Hill, on the other hand, is the funnier actor. He has a more complicated technique, or maybe he’s simply a more complicated person. The thing is that he can express neurosis, discomfort and unhappiness without derailing a joke. If anything, those are all part of his delivery.

There’s something Ren and Stimpy about their pairing, or even Don Quixote and Sancho Panza, assuming that Don Quixote was pretty much cool with whatever might happen in their adventures.

The actors have pared their repartee down to a series of broken-off sentences and questions and, when all ordinary verbal communications fails, baffled looks and inadequate gestures. It’s an excellent team performance.
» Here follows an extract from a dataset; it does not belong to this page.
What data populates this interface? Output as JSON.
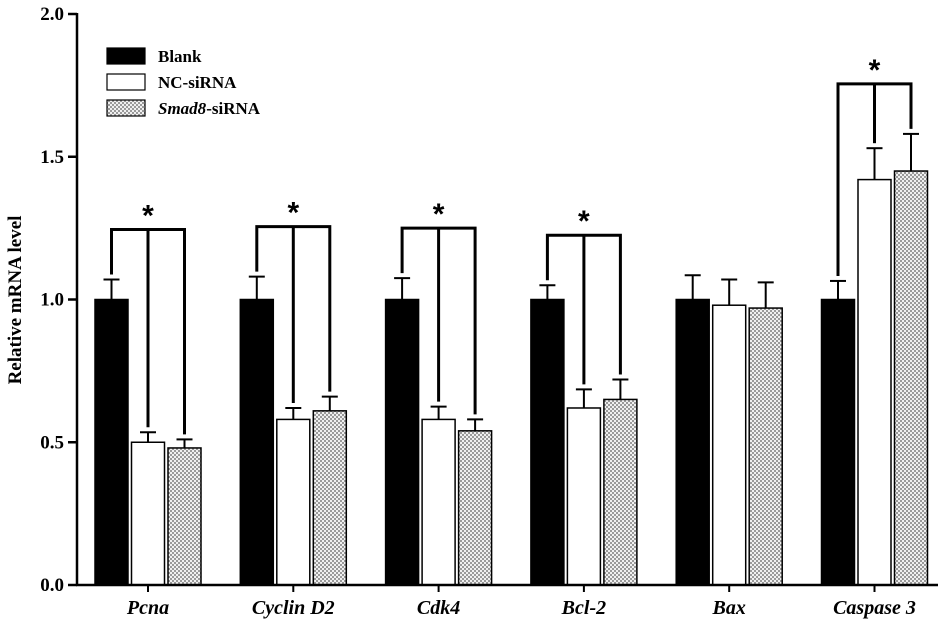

This sequel is largely a set of variations on 21, and as long as many of them work (and they do) there’s no cause to be unhappy. Even if the extended drug-trip gag isn’t quite as good this time, it’s still a good drug-trip gag.

The dumb comedy was once a fairly grubby but pleasantly disposable product – you could include John Candy’s Going Berserk (1983) or Chris Elliott’s Cabin Boy (1994) – but over time a much higher level of writing, production and performance elevated such movies.

To a degree, anyway. Anchorman is probably the masterpiece of stupid-smart. It includes subtitled dialogue between a dog and a bear.

Like that and many other dumb-smart comedies, 22 can feel like the work of alien beings of superior intelligence learning how to behave like cavemen, but you nonetheless are grateful for the care and professionalism behind it.